Foto: Müller

Rund 100 Bücher stehen seit Wochenbeginn vor dem Tieringer Rathaus zur Ausleihe – oder zum Behalten – in der Bücherzelle bereit. Neuer Lesestoff ist immer willkommen, sagt Initiatorin Claudia Münz-Angst.

Meßstetten-Tieringen - Das Konzept hinter sogenannten Bücherzellen ist recht simpel: In der Bücherzelle, die seit wenigen Tagen vor dem Tieringer Rathaus installiert ist, stehen gespendete Bücher, die einen zweiten oder dritten Leser suchen. Ohne Anmeldung, Ausleihfrist und zu jeder Tageszeit werden hier Bücherfreunde fündig. Vorzugsweise Romane, Krimis und Kinderbücher stehen in der zum Bücherschrank umfunktionierten Telefonzelle.

"Man kann Bücher lesen und zurückbringen, behalten oder neue dazustellen", erklärt Claudia Münz-Angst, auf deren Initiative aus Ortschaftsratsverfügungsmitteln die Bücherzelle aufgestellt wurde. Sie selbst ist begeisterte Leserin und möchte damit andere – vor allem Kinder und Jugendliche – für das bildende Hobby begeistern. Für Münz-Angst ist es daher denkbar, rund um die Bücherzelle zur Leseförderung mit Kindergarten und Grundschule zu kooperieren.

Ausrangierte Telefonzellen stehen in Brandenburg

Als Münz-Angst vor mehr als einem Jahr auf den Ortschaftsrat mit der Idee zugekommen ist, hat keiner lange gezögert, erzählt Ortsvorsteher Jürgen Löffler. Die Beschaffung der ausrangierten Telefonzelle habe allerdings einige Zeit in Anspruch genommen. Nach langer Recherche fand Münz-Angst heraus, dass die ausgedienten Telefonzellen der Telekom in Brandenburg gelagert werden. Den Beschaffungspreis von 450 Euro finanzierte der Ortschaftsrat, der Transport hätte allerdings einige Euro mehr gekostet. Deswegen hat die ortsansässige Firma Interstuhl diesen kurzerhand übernommen.

Die Bücherzelle ist sozusagen ein Gemeinschaftsprojekt: Malermeisterin Wiebke Pehlke verpasste der ursprünglich silber-magentafarbenen Zelle ein freundliches Blau; die Farbe stellte Malermeister Hans-Gustav Sauter aus Oberdigisheim zur Verfügung. Bruno Neher zimmerte schließlich ein Regal in die Zelle, in dem schätzungsweise – und je nach Dicke – 120 Bücher Platz finden. Der Startbestand umfasst knapp 100 Bücher. Viele davon sind der Initiatorin schon im Vorfeld gespendet worden. Jetzt fehlt nur noch ein Schriftzug, der in den kommenden Tagen angebracht wird.

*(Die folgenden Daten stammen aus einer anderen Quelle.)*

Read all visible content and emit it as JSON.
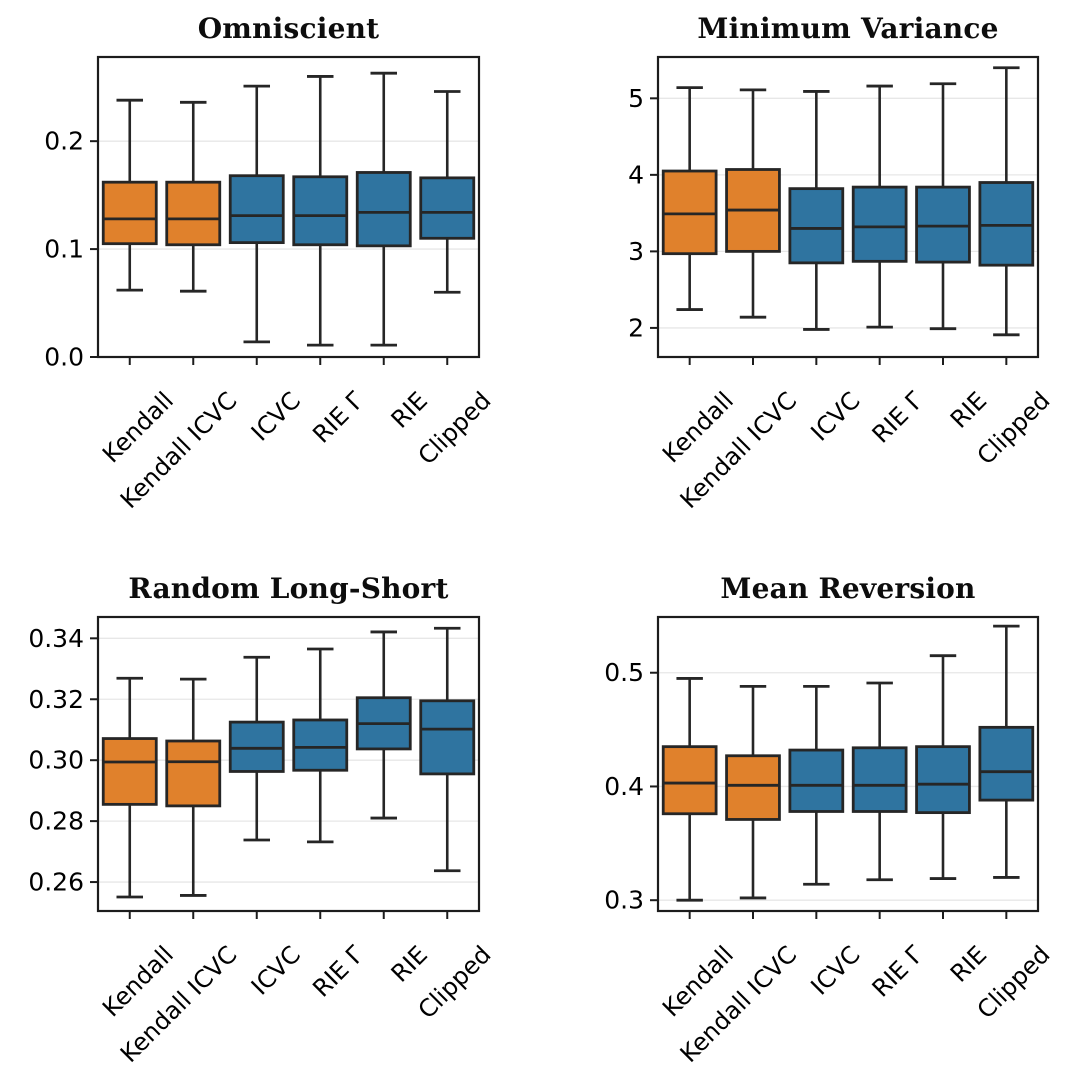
{
  "figure": {
    "background": "#ffffff",
    "kind": "2x2 grid of box plots"
  },
  "styles": {
    "orange": "#E0812C",
    "blue": "#2F74A0",
    "box_edge": "#262626",
    "grid_color": "#E7E7E7",
    "spine_color": "#1C1C1C",
    "tick_color": "#1C1C1C",
    "text_color": "#000000",
    "title_color": "#0D0D0D"
  },
  "categories": [
    "Kendall",
    "Kendall ICVC",
    "ICVC",
    "RIE Γ",
    "RIE",
    "Clipped"
  ],
  "chart_data": [
    {
      "type": "box",
      "title": "Omniscient",
      "xlabel": "",
      "ylabel": "",
      "grid": true,
      "legend": "none",
      "ylim": [
        0.0,
        0.278
      ],
      "yticks": [
        0.0,
        0.1,
        0.2
      ],
      "ytick_labels": [
        "0.0",
        "0.1",
        "0.2"
      ],
      "categories": [
        "Kendall",
        "Kendall ICVC",
        "ICVC",
        "RIE Γ",
        "RIE",
        "Clipped"
      ],
      "series": [
        {
          "name": "Kendall",
          "color": "orange",
          "whislo": 0.062,
          "q1": 0.105,
          "med": 0.128,
          "q3": 0.162,
          "whishi": 0.238
        },
        {
          "name": "Kendall ICVC",
          "color": "orange",
          "whislo": 0.061,
          "q1": 0.104,
          "med": 0.128,
          "q3": 0.162,
          "whishi": 0.236
        },
        {
          "name": "ICVC",
          "color": "blue",
          "whislo": 0.014,
          "q1": 0.106,
          "med": 0.131,
          "q3": 0.168,
          "whishi": 0.251
        },
        {
          "name": "RIE Γ",
          "color": "blue",
          "whislo": 0.011,
          "q1": 0.104,
          "med": 0.131,
          "q3": 0.167,
          "whishi": 0.26
        },
        {
          "name": "RIE",
          "color": "blue",
          "whislo": 0.011,
          "q1": 0.103,
          "med": 0.134,
          "q3": 0.171,
          "whishi": 0.263
        },
        {
          "name": "Clipped",
          "color": "blue",
          "whislo": 0.06,
          "q1": 0.11,
          "med": 0.134,
          "q3": 0.166,
          "whishi": 0.246
        }
      ]
    },
    {
      "type": "box",
      "title": "Minimum Variance",
      "xlabel": "",
      "ylabel": "",
      "grid": true,
      "legend": "none",
      "ylim": [
        1.62,
        5.54
      ],
      "yticks": [
        2,
        3,
        4,
        5
      ],
      "ytick_labels": [
        "2",
        "3",
        "4",
        "5"
      ],
      "categories": [
        "Kendall",
        "Kendall ICVC",
        "ICVC",
        "RIE Γ",
        "RIE",
        "Clipped"
      ],
      "series": [
        {
          "name": "Kendall",
          "color": "orange",
          "whislo": 2.24,
          "q1": 2.97,
          "med": 3.49,
          "q3": 4.05,
          "whishi": 5.14
        },
        {
          "name": "Kendall ICVC",
          "color": "orange",
          "whislo": 2.14,
          "q1": 3.0,
          "med": 3.54,
          "q3": 4.07,
          "whishi": 5.11
        },
        {
          "name": "ICVC",
          "color": "blue",
          "whislo": 1.98,
          "q1": 2.85,
          "med": 3.3,
          "q3": 3.82,
          "whishi": 5.09
        },
        {
          "name": "RIE Γ",
          "color": "blue",
          "whislo": 2.01,
          "q1": 2.87,
          "med": 3.32,
          "q3": 3.84,
          "whishi": 5.16
        },
        {
          "name": "RIE",
          "color": "blue",
          "whislo": 1.99,
          "q1": 2.86,
          "med": 3.33,
          "q3": 3.84,
          "whishi": 5.19
        },
        {
          "name": "Clipped",
          "color": "blue",
          "whislo": 1.91,
          "q1": 2.82,
          "med": 3.34,
          "q3": 3.9,
          "whishi": 5.4
        }
      ]
    },
    {
      "type": "box",
      "title": "Random Long-Short",
      "xlabel": "",
      "ylabel": "",
      "grid": true,
      "legend": "none",
      "ylim": [
        0.2505,
        0.347
      ],
      "yticks": [
        0.26,
        0.28,
        0.3,
        0.32,
        0.34
      ],
      "ytick_labels": [
        "0.26",
        "0.28",
        "0.30",
        "0.32",
        "0.34"
      ],
      "categories": [
        "Kendall",
        "Kendall ICVC",
        "ICVC",
        "RIE Γ",
        "RIE",
        "Clipped"
      ],
      "series": [
        {
          "name": "Kendall",
          "color": "orange",
          "whislo": 0.2551,
          "q1": 0.2855,
          "med": 0.2994,
          "q3": 0.3071,
          "whishi": 0.3269
        },
        {
          "name": "Kendall ICVC",
          "color": "orange",
          "whislo": 0.2556,
          "q1": 0.285,
          "med": 0.2995,
          "q3": 0.3063,
          "whishi": 0.3266
        },
        {
          "name": "ICVC",
          "color": "blue",
          "whislo": 0.2738,
          "q1": 0.2963,
          "med": 0.3039,
          "q3": 0.3125,
          "whishi": 0.3338
        },
        {
          "name": "RIE Γ",
          "color": "blue",
          "whislo": 0.2732,
          "q1": 0.2967,
          "med": 0.3042,
          "q3": 0.3132,
          "whishi": 0.3365
        },
        {
          "name": "RIE",
          "color": "blue",
          "whislo": 0.281,
          "q1": 0.3037,
          "med": 0.312,
          "q3": 0.3205,
          "whishi": 0.3421
        },
        {
          "name": "Clipped",
          "color": "blue",
          "whislo": 0.2637,
          "q1": 0.2955,
          "med": 0.3102,
          "q3": 0.3195,
          "whishi": 0.3433
        }
      ]
    },
    {
      "type": "box",
      "title": "Mean Reversion",
      "xlabel": "",
      "ylabel": "",
      "grid": true,
      "legend": "none",
      "ylim": [
        0.2905,
        0.549
      ],
      "yticks": [
        0.3,
        0.4,
        0.5
      ],
      "ytick_labels": [
        "0.3",
        "0.4",
        "0.5"
      ],
      "categories": [
        "Kendall",
        "Kendall ICVC",
        "ICVC",
        "RIE Γ",
        "RIE",
        "Clipped"
      ],
      "series": [
        {
          "name": "Kendall",
          "color": "orange",
          "whislo": 0.3,
          "q1": 0.376,
          "med": 0.403,
          "q3": 0.435,
          "whishi": 0.495
        },
        {
          "name": "Kendall ICVC",
          "color": "orange",
          "whislo": 0.302,
          "q1": 0.371,
          "med": 0.401,
          "q3": 0.427,
          "whishi": 0.488
        },
        {
          "name": "ICVC",
          "color": "blue",
          "whislo": 0.314,
          "q1": 0.378,
          "med": 0.401,
          "q3": 0.432,
          "whishi": 0.488
        },
        {
          "name": "RIE Γ",
          "color": "blue",
          "whislo": 0.318,
          "q1": 0.378,
          "med": 0.401,
          "q3": 0.434,
          "whishi": 0.491
        },
        {
          "name": "RIE",
          "color": "blue",
          "whislo": 0.319,
          "q1": 0.377,
          "med": 0.402,
          "q3": 0.435,
          "whishi": 0.515
        },
        {
          "name": "Clipped",
          "color": "blue",
          "whislo": 0.32,
          "q1": 0.388,
          "med": 0.413,
          "q3": 0.452,
          "whishi": 0.541
        }
      ]
    }
  ]
}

Pflegerin des Bücherbestands

Claudia Münz-Angst wird stets ein waches Auge auf die Bücherzelle werfen. Daher habe sie auch keine Bedenken wegen Vandalismus. Sie schaut, dass kontinuierlich ein guter Büchermix verfügbar sein wird und sortiert "Ladenhüter" aus. Damit im Regal kein Chaos herrscht, bittet sie darum, Bücher zunächst einmal in einer bereitgestellten Box neben der Zelle abzulegen. Sie wird diese dann in den Bestand einpflegen.

Aktuell fehlten noch Bücher für Kinder – entsprechende Spenden seien demnach mehr als Willkommen. Bildbände, Koch- und Sachbücher hingegen seien im Bücherschrank weniger erwünscht. Das liegt laut der Tieringerin nicht daran, dass sie nicht interessant seien. Jedoch bedienen sich solche Bücher eines spezifischen Interessentenkreises und werden laut Erfahrung anderer Bücherzellen weniger stark nachgefragt. Für solche Bücher soll es jeweils im Frühjahr und im Herbst einen Bücherbasar im Rahmen des Marktes geben.